Tuesday, March 28, 2017

Who Does He Think He Is Talking To???

This afternoon my tv was on CNN and I was boiling eggs to make Grandpoppy's favorite treat for a delectable and spicy side dish at dinner. Grandpoppy has ordered the baked chicken from tonight's menu,... fresh from the butcher's shop. I've washed and rubbed the outside skin of the young hen with fresh Irish butter, Mediterranean Sea salt and coarse ground pepper, Rosemary and Thyme and a sprinkling of Hungarian Smoked Paprika as the finishing outside touch on top. My chicken is baked with some prepared "Stove Top Stuffing", inside its cavity and placed in the oven for 45-50 minutes at 350 degrees, till its skin is a crispy golden brown and the natural chicken juices seep into the bottom of the pan, filling my little kitchen with a delicious savory smell. Green beans, mashed potatoes with homemade chicken drippings turned into gravy with buttery Pillsbury Crescent Rolls on the table for dinner. Grandpoppy's favorite spicy deviled eggs, sprinkled gingerly with a little Hungarian Smoked Paprika, sits on the table beside him.

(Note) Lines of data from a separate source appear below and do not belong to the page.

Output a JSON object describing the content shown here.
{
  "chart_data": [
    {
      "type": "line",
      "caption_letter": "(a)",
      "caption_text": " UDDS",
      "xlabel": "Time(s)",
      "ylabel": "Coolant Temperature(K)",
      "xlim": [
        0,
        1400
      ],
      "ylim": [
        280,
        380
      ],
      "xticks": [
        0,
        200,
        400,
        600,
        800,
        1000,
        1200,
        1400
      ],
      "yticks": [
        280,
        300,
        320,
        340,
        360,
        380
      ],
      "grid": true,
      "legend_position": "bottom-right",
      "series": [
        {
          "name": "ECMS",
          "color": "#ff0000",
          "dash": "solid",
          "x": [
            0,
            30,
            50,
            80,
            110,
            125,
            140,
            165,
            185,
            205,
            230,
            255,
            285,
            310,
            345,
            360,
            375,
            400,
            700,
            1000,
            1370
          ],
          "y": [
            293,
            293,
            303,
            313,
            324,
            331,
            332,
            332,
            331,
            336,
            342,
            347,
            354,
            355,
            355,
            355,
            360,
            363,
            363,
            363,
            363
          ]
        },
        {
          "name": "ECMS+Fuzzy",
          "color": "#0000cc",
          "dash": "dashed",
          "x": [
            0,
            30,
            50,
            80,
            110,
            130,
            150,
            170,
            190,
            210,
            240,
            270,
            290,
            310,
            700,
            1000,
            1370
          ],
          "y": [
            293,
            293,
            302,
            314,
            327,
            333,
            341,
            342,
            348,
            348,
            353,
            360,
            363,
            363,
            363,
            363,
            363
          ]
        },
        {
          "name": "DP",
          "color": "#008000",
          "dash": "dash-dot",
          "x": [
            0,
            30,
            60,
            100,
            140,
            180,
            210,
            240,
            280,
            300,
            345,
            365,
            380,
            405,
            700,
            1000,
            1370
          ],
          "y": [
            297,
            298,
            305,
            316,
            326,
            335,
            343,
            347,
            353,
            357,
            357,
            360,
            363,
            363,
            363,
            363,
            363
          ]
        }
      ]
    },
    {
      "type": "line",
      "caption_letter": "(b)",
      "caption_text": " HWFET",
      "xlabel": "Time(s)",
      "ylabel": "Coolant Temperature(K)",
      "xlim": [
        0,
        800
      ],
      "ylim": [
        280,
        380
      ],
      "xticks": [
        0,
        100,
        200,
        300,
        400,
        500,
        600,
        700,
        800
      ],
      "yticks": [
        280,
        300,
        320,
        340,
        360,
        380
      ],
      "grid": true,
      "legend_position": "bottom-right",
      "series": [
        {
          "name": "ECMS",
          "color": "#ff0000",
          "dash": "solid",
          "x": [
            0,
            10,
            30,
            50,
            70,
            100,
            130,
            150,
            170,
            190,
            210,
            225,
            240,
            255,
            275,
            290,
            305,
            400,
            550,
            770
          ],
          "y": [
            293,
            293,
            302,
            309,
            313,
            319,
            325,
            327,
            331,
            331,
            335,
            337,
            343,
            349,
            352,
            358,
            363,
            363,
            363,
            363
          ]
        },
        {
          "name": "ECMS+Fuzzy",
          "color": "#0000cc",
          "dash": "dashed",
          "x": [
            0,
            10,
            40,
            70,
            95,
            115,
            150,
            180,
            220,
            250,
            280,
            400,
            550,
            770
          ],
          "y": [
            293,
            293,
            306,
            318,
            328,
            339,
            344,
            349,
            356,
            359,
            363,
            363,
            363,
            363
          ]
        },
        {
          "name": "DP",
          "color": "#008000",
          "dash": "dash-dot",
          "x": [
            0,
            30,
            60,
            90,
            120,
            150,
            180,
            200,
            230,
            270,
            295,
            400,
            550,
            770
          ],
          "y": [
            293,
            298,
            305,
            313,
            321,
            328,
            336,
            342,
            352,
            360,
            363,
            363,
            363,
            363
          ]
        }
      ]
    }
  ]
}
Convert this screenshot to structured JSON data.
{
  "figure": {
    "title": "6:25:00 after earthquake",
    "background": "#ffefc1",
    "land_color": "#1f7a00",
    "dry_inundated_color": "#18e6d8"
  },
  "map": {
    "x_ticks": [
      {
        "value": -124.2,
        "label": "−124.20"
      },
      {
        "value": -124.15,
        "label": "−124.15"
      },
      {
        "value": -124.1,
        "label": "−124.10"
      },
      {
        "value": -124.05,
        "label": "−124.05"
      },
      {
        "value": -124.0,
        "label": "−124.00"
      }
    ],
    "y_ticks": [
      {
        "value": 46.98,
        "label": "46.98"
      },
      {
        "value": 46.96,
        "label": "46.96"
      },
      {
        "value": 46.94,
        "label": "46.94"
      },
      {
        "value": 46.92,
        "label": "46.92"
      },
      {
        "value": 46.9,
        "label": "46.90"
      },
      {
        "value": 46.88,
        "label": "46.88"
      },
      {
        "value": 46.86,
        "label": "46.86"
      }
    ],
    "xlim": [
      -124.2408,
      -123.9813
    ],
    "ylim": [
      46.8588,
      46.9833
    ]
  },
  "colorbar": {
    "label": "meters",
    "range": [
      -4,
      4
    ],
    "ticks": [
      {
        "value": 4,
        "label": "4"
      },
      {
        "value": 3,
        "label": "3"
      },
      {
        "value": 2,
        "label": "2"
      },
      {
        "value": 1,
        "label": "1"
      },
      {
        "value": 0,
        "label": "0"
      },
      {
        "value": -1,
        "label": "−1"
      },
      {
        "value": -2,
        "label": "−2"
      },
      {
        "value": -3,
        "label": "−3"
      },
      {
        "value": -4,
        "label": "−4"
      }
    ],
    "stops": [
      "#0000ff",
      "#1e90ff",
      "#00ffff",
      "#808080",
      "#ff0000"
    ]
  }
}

My ears automatically perked up the moment I heard the stern voice of Press Secretary, Sean Spicer in a disrespectful and patronizing tone of superiority, admonish April Ryan, long-time adult White House reporter, sitting in the audience among other Press Corp members, in the White House Press Room. He acted like he was the school principle, speaking to some immature teenager or juvenile delinquent misbehaving at the back of a packed gymnasium in a televised elementary school assembly. Who does he think, he is? He picked on her, like you would expect a racist, misogynistic mouth piece.

Returning to our small living room, I sat down on the quilt covered sofa in front of our television, in absolute disbelief at this angry young man's antics. I thought it incredulous, that someone in this man's position of authority, with the ears of the world listening, would speak to any grown adult like that! I suppose it was a good thing, that Granny wasn't there! He would've gotten an ear full about how the cow ate the cabbage! He should be ashamed of himself. He owes her an apology!

Apparently, he should take the opportunity to visit his Doctor, either for a new blood pressure medication or change his current dosage for the one he's got...cause it looks like it ain't workin'. Obviously, this young man cannot handle the stress of being the official White House Press Secretary! He displays rude arrogance without any sense of decent comportment toward his guest reporters. He has not displayed the patience required, nor the characteristic even-handed temperament under stress, appropriately suited, for a "gold fish swimming in a glass bowl"position. All the while, the world is watching in disbelief. He is another casualty of blind ambition,...and it has led him into the swamp,... over his head.

Tonight Granny Annie's Politic Cafe is co-incidentally serving up "Spicy Deviled Eggs", inspired by the rudely disrespectful and hot temper of White House Press Secretary, Sean Spicer.